Ich schreibe den Ehemann an "...kam es zur Trennung, nachdem Sie von unserer Mandantin gebeten wurden, die gemeinsame Ehewohnung zu verlassen" und bitte den Ehemann um 3 Terminsvorschläge zu einer gemeinsamen Besprechung, gerne auch mit dessen Anwalt.

Er meldet sich heute und wird sofort pampig. Ich sei falsch unterrichtet, er habe die Wohnung freiwillig und von sich aus verlassen. Ich weise darauf hin, dass dieser Umstand nicht wichtig sei, woraufhin er beharrt, dies klären zu wollen.

So kommen wir nicht weiter, denke ich mir und ziehe die Einladung zur Besprechung zurück. Nun bekommt er Post und alles wird nach Schema F ablaufen.

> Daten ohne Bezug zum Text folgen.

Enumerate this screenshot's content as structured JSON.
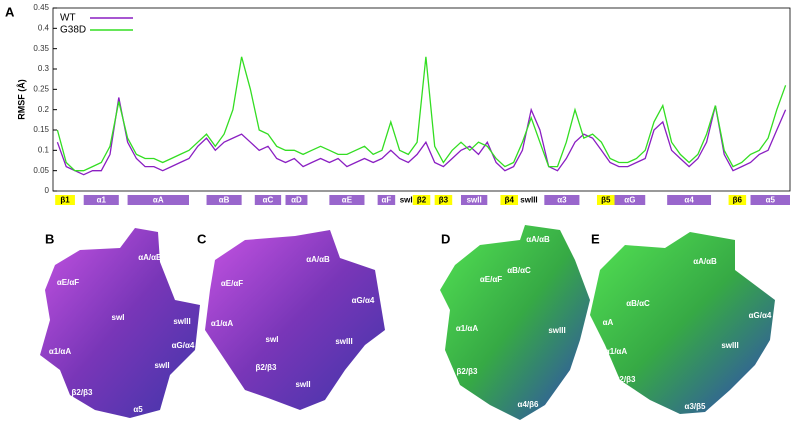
{
  "panel_labels": [
    "A",
    "B",
    "C",
    "D",
    "E"
  ],
  "chart_data": {
    "type": "line",
    "ylabel": "RMSF (Å)",
    "x": [
      1,
      3,
      5,
      7,
      9,
      11,
      13,
      15,
      17,
      19,
      21,
      23,
      25,
      27,
      29,
      31,
      33,
      35,
      37,
      39,
      41,
      43,
      45,
      47,
      49,
      51,
      53,
      55,
      57,
      59,
      61,
      63,
      65,
      67,
      69,
      71,
      73,
      75,
      77,
      79,
      81,
      83,
      85,
      87,
      89,
      91,
      93,
      95,
      97,
      99,
      101,
      103,
      105,
      107,
      109,
      111,
      113,
      115,
      117,
      119,
      121,
      123,
      125,
      127,
      129,
      131,
      133,
      135,
      137,
      139,
      141,
      143,
      145,
      147,
      149,
      151,
      153,
      155,
      157,
      159,
      161,
      163,
      165,
      167
    ],
    "series": [
      {
        "name": "WT",
        "color": "#8a1fc2",
        "values": [
          0.12,
          0.06,
          0.05,
          0.04,
          0.05,
          0.05,
          0.09,
          0.23,
          0.12,
          0.08,
          0.06,
          0.06,
          0.05,
          0.06,
          0.07,
          0.08,
          0.11,
          0.13,
          0.1,
          0.12,
          0.13,
          0.14,
          0.12,
          0.1,
          0.11,
          0.08,
          0.07,
          0.08,
          0.06,
          0.07,
          0.08,
          0.07,
          0.08,
          0.06,
          0.07,
          0.08,
          0.07,
          0.08,
          0.1,
          0.08,
          0.07,
          0.09,
          0.12,
          0.07,
          0.06,
          0.08,
          0.1,
          0.11,
          0.09,
          0.12,
          0.07,
          0.05,
          0.06,
          0.1,
          0.2,
          0.15,
          0.06,
          0.05,
          0.08,
          0.12,
          0.14,
          0.13,
          0.1,
          0.07,
          0.06,
          0.06,
          0.07,
          0.08,
          0.15,
          0.17,
          0.1,
          0.08,
          0.06,
          0.08,
          0.12,
          0.21,
          0.09,
          0.05,
          0.06,
          0.07,
          0.09,
          0.1,
          0.15,
          0.2
        ]
      },
      {
        "name": "G38D",
        "color": "#33dd22",
        "values": [
          0.15,
          0.07,
          0.05,
          0.05,
          0.06,
          0.07,
          0.11,
          0.22,
          0.13,
          0.09,
          0.08,
          0.08,
          0.07,
          0.08,
          0.09,
          0.1,
          0.12,
          0.14,
          0.11,
          0.14,
          0.2,
          0.33,
          0.25,
          0.15,
          0.14,
          0.11,
          0.1,
          0.1,
          0.09,
          0.1,
          0.11,
          0.1,
          0.09,
          0.09,
          0.1,
          0.11,
          0.09,
          0.1,
          0.17,
          0.1,
          0.09,
          0.12,
          0.33,
          0.11,
          0.07,
          0.1,
          0.12,
          0.1,
          0.12,
          0.11,
          0.08,
          0.06,
          0.07,
          0.12,
          0.18,
          0.12,
          0.06,
          0.06,
          0.12,
          0.2,
          0.13,
          0.14,
          0.12,
          0.08,
          0.07,
          0.07,
          0.08,
          0.1,
          0.17,
          0.21,
          0.12,
          0.09,
          0.07,
          0.09,
          0.14,
          0.21,
          0.1,
          0.06,
          0.07,
          0.09,
          0.1,
          0.13,
          0.2,
          0.26
        ]
      }
    ],
    "xlim": [
      0,
      168
    ],
    "ylim": [
      0,
      0.45
    ],
    "yticks": [
      0,
      0.05,
      0.1,
      0.15,
      0.2,
      0.25,
      0.3,
      0.35,
      0.4,
      0.45
    ],
    "legend": "upper left"
  },
  "secondary_structure": [
    {
      "label": "β1",
      "start": 0.5,
      "end": 5,
      "color": "#ffff00"
    },
    {
      "label": "α1",
      "start": 7,
      "end": 15,
      "color": "#9966cc"
    },
    {
      "label": "αA",
      "start": 17,
      "end": 31,
      "color": "#9966cc"
    },
    {
      "label": "αB",
      "start": 35,
      "end": 43,
      "color": "#9966cc"
    },
    {
      "label": "αC",
      "start": 46,
      "end": 52,
      "color": "#9966cc"
    },
    {
      "label": "αD",
      "start": 53,
      "end": 58,
      "color": "#9966cc"
    },
    {
      "label": "αE",
      "start": 63,
      "end": 71,
      "color": "#9966cc"
    },
    {
      "label": "αF",
      "start": 74,
      "end": 78,
      "color": "#9966cc"
    },
    {
      "label": "swI",
      "start": 79,
      "end": 82
    },
    {
      "label": "β2",
      "start": 82,
      "end": 86,
      "color": "#ffff00"
    },
    {
      "label": "β3",
      "start": 87,
      "end": 91,
      "color": "#ffff00"
    },
    {
      "label": "swII",
      "start": 93,
      "end": 99,
      "color": "#9966cc"
    },
    {
      "label": "β4",
      "start": 102,
      "end": 106,
      "color": "#ffff00"
    },
    {
      "label": "swIII",
      "start": 106,
      "end": 111
    },
    {
      "label": "α3",
      "start": 112,
      "end": 120,
      "color": "#9966cc"
    },
    {
      "label": "β5",
      "start": 124,
      "end": 128,
      "color": "#ffff00"
    },
    {
      "label": "αG",
      "start": 128,
      "end": 135,
      "color": "#9966cc"
    },
    {
      "label": "α4",
      "start": 140,
      "end": 150,
      "color": "#9966cc"
    },
    {
      "label": "β6",
      "start": 154,
      "end": 158,
      "color": "#ffff00"
    },
    {
      "label": "α5",
      "start": 159,
      "end": 168,
      "color": "#9966cc"
    }
  ],
  "structures": [
    {
      "labels": [
        "αA/αB",
        "αE/αF",
        "swI",
        "swIII",
        "αG/α4",
        "α1/αA",
        "swII",
        "β2/β3",
        "α5"
      ]
    },
    {
      "labels": [
        "αA/αB",
        "αE/αF",
        "αG/α4",
        "α1/αA",
        "swI",
        "swIII",
        "β2/β3",
        "swII"
      ]
    },
    {
      "labels": [
        "αA/αB",
        "αB/αC",
        "αE/αF",
        "α1/αA",
        "swIII",
        "β2/β3",
        "α4/β6"
      ]
    },
    {
      "labels": [
        "αA/αB",
        "αB/αC",
        "αG/α4",
        "αA",
        "α1/αA",
        "swIII",
        "β2/β3",
        "α3/β5"
      ]
    }
  ]
}
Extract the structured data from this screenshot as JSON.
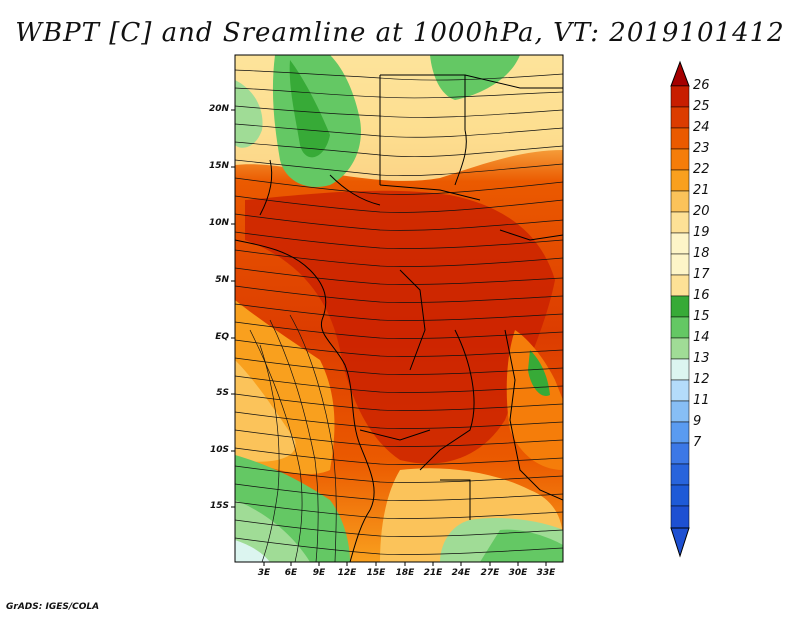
{
  "title": "WBPT [C] and Sreamline at 1000hPa, VT: 2019101412",
  "credit": "GrADS: IGES/COLA",
  "map": {
    "lat_labels": [
      "20N",
      "15N",
      "10N",
      "5N",
      "EQ",
      "5S",
      "10S",
      "15S"
    ],
    "lon_labels": [
      "3E",
      "6E",
      "9E",
      "12E",
      "15E",
      "18E",
      "21E",
      "24E",
      "27E",
      "30E",
      "33E"
    ]
  },
  "colorbar": {
    "labels": [
      "26",
      "25",
      "24",
      "23",
      "22",
      "21",
      "20",
      "19",
      "18",
      "17",
      "16",
      "15",
      "14",
      "13",
      "12",
      "11",
      "9",
      "7"
    ],
    "colors": [
      "#a50000",
      "#c81e00",
      "#dc3c00",
      "#eb5a00",
      "#f57d0a",
      "#f9a01e",
      "#fbc35a",
      "#fde196",
      "#fdf5c8",
      "#37aa37",
      "#64c864",
      "#a0dc96",
      "#dcf5f0",
      "#b4dcfa",
      "#87bef5",
      "#5a9bf0",
      "#3c78e6",
      "#1e50d2"
    ]
  }
}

Schade eigentlich, aber ein Gegenüber, der sich in unwichtige Kleinigkeiten verbeißt, mit dem ist der Versuch einer gütlichen Regelung verschwendete Lebenszeit.

10 Kommentare:

  1. Für den Ehemann ist es elementar, ob er die Frau verlassen hat, oder die Frau ihn verlassen hat. Dies wird ihm unter Umständen wichtiger sein, als die juristische und finanzielle Abwicklung der Scheidung.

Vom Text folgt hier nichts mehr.